Some candidates say they hope to gain 15 seats in the Knesset, but Asad Ghanem of the University of Haifa believes a total of between 9 and 13 seats is more realistic. He fears that many of the hopes of the Arab minority will not be realised.
“The campaign is weak,” said Ghanem. “The candidates have slogans but no strong programme. Their argument is ‘We’re Arab and united, vote for us!’ That’s not enough”.
In his interviews, the leader of the Joint List, Ayman Odeh, calls for greater cooperation between Arabs and Jews. His alliance has published a list of eight key policies, including the end of settlement activity in the occupied West Bank and East Jerusalem, nuclear disarmament, recognition of Israeli Arabs as a national minority, greater rights for women, and a 60 percent increase in the minimum wage.
More than the resolution of the Israel-Palestinian conflict, Israel's Arabs, who account for 20% of the population, are concerned about their own hardships as many suffer from discrimination.
The figures speak volumes about this marginalization: one out of every two Arab families is considered to be living in poverty, against one out of five families nationally. Only about 20 percent of Arab women are employed. Not one Arab town has been created since 1948, while 600 Jewish municipalities have been established.
In 2004, three times more public funds were allocated to Jewish schools than to Arab schools. The Council of Higher Education launched a plan two years ago designed to make universities more accessible to minorities, with Arabs representing only 11 percent of undergraduate students. Also, Jews live on average three years longer than Arabs.
A new opposition leader?
Whatever the election results, the Joint List has ruled out participating in the next cabinet. “To be a part of the government means being responsible for all of its actions, which can include new hostilities in Gaza, the construction of new settlements, etc,” said Ghattas.
But the new coalition plans to carry more weight in Israeli politics. Until now, the influence of Arab parties was almost negligible.
“We can have representatives in multiple parliamentary committees, and perhaps even lead some of them,” said Ghattas.
With a group of about a dozen members of parliament, the Joint List could block the formation of a centre-left majority, as well as a “homogenous” right.
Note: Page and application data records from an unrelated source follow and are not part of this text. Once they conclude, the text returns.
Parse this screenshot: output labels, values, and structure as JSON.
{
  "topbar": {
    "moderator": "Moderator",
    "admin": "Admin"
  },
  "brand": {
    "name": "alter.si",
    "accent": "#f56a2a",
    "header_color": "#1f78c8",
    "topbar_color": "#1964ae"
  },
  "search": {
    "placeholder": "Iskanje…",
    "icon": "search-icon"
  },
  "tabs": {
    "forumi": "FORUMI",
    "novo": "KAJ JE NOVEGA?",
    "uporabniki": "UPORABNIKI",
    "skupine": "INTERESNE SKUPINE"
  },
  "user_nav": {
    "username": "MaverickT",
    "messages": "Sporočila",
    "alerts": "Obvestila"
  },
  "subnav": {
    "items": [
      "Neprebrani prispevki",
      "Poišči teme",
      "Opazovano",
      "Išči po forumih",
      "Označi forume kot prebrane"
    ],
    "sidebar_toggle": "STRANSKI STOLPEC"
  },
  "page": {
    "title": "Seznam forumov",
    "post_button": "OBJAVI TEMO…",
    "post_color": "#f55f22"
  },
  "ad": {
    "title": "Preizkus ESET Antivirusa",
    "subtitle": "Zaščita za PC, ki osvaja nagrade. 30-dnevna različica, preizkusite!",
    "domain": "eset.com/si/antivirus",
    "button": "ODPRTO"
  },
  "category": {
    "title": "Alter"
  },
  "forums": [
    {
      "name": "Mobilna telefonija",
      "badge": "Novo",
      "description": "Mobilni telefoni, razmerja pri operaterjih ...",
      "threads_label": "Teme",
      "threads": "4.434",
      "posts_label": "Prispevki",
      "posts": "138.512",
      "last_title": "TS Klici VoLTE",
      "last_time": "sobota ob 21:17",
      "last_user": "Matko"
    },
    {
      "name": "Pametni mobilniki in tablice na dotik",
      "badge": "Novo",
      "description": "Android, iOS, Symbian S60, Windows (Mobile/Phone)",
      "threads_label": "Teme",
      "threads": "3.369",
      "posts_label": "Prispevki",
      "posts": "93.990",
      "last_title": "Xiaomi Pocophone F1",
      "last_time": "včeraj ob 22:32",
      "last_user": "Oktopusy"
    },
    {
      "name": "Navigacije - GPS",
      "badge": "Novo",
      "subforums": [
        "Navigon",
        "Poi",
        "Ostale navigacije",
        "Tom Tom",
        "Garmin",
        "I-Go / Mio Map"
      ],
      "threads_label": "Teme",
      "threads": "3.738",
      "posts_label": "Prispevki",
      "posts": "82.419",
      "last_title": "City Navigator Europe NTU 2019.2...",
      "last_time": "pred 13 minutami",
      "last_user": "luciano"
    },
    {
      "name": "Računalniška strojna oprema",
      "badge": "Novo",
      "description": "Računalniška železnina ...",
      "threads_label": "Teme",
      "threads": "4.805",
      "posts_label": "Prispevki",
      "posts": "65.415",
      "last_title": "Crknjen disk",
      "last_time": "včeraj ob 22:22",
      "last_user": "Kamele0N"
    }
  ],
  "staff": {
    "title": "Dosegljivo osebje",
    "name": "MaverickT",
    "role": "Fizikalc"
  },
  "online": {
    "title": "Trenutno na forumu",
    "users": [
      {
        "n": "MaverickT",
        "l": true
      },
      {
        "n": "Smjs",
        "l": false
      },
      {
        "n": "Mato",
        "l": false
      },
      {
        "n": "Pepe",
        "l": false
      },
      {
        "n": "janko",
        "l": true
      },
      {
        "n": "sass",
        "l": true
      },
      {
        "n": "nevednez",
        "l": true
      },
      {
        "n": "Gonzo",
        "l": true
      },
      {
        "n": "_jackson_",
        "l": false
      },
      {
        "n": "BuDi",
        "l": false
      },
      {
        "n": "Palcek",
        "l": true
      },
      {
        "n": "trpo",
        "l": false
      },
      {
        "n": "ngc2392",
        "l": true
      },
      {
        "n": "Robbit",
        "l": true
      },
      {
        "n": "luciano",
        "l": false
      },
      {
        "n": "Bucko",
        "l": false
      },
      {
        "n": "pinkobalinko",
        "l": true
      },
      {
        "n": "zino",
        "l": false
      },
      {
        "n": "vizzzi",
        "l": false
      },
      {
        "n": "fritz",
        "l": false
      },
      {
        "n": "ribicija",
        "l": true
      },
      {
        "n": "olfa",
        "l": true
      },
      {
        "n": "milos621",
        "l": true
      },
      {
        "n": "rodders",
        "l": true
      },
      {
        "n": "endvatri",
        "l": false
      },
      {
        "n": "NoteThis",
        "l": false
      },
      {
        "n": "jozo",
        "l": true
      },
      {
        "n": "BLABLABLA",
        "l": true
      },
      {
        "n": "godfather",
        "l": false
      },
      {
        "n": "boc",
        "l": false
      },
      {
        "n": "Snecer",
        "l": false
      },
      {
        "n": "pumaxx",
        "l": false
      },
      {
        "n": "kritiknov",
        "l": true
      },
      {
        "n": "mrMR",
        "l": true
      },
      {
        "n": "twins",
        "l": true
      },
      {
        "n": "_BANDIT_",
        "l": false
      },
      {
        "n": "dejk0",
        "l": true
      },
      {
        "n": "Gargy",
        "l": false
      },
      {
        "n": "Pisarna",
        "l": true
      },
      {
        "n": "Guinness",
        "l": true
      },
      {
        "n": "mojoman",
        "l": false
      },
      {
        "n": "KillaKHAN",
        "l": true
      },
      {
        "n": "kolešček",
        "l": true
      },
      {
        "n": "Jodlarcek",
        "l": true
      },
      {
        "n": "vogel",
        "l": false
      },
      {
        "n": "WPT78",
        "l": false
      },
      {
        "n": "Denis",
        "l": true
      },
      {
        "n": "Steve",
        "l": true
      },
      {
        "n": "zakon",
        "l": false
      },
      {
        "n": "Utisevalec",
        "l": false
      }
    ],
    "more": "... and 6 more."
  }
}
Nobody in these two camps will accept to form a government dependant on the vote of Arab MPs, a situation that could encourage the formation of a “grand coalition”, excluding extremist parties.
Should this happen, Ayman Odeh hopes to become the head of the opposition. “I believe that whether Herzog or Netanyahu are tasked with forming the government, they will both head to a national unity cabinet,” he recently told The Times of Israel.
“That means we will lead the opposition, which is an extremely important podium. Every foreign guest who visits the country, including heads of state, meets with the head of the opposition. This is an opportunity for us to present our issues, the issues of the Arab public.”
However, some doubt that change will come from the future parliament. For Haifa-based Said Suidan, Arab politicians should concentrate their efforts outside the Knesset.
“The change will come from the street”, he said. "Until now, during protests, there have always been one or two parties that have refused to participate. My hope is that everyone will mobilize together, on the ground, on subjects like land ownership.”